Distinguish "environment" from "configuration"

This is the core cognitive shift. When we say "environment isolation," we often conflate two concepts:

  • Environment: runtime isolation (data, resources, limits)
    • Test data vs production data
    • API rate limits
    • Strictness of error handling
  • Configuration: user settings and rules
    • Business logic (permission models, workflows)
    • System architecture (application structure, API design)
    • These are users' intellectual work

Once you understand this distinction, you realize: environments must be isolated, but configurations should flow.

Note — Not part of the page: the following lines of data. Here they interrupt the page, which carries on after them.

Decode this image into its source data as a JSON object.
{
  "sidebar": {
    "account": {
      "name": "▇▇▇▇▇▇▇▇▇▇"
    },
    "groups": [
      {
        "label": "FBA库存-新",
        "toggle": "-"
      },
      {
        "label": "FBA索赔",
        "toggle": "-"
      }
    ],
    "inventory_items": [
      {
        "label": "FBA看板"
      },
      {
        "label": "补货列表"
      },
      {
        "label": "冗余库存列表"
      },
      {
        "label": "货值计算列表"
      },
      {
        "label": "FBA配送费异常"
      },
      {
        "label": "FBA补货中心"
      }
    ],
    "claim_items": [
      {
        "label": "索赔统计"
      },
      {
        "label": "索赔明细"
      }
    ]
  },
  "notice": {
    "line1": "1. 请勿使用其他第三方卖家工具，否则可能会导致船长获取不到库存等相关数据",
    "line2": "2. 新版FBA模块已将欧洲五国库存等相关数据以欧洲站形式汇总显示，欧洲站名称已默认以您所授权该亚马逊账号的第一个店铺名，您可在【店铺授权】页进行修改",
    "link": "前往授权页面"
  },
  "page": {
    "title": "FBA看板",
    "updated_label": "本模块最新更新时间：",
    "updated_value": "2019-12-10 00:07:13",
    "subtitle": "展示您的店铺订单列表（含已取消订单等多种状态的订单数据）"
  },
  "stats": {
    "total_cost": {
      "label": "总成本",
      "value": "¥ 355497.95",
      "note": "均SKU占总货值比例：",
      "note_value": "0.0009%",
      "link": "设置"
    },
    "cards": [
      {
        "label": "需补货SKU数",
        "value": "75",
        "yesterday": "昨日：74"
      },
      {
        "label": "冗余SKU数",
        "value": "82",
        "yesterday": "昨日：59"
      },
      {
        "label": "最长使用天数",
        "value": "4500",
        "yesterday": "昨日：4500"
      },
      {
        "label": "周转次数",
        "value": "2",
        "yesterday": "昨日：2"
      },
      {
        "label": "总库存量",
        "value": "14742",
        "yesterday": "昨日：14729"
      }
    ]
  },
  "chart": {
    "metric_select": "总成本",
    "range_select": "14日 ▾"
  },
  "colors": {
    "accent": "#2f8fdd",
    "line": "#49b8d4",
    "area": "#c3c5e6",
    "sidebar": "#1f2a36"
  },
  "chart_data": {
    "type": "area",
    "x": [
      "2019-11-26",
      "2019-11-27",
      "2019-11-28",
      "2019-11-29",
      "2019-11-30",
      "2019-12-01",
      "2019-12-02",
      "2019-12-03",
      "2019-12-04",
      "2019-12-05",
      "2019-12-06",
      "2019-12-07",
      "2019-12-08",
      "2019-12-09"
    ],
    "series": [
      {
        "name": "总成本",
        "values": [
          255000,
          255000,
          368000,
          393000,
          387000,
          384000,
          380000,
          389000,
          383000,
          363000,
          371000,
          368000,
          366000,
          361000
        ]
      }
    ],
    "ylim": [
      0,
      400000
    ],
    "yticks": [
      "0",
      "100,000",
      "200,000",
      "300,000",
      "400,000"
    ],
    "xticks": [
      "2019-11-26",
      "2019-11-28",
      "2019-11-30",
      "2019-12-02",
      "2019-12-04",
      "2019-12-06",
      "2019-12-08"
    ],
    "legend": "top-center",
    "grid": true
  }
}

Support multiple modes, not a single path

Different teams work differently:

Team typeWorking styleFeatures neededFocus
Progressive teamsExplore in dev, refine gradually, then migrate to prodDev → Prod upgrade pathPreserve design work, update environment parameters
Strict management teamsDev strictly for internal development, Prod configured separatelyClear environment boundariesPrevent mistakes, audit trails
DevOps teamsConfiguration as code, managed through CI/CDConfiguration import/exportVersion control, automated deployment

Good products should support all these modes, not force users into one.

Design features based on user workflows

Most importantly, understand how users actually work:

  1. They're not "configuring a system," they're "designing a system"
  2. Environments aren't the goal, getting to production safely and quickly is
  3. Repetitive work is the biggest productivity killer

When you understand these points, many "unreasonable" requests start making sense.

Final thoughts

From "absolutely not" to "actually, we can do this," building this feature changed how I think about product design.

Good products don't educate users on the "correct" way to do things. They understand real user needs and find balance between technical principles and user experience.

Sometimes, saying "no" for a year is how you find a better "yes".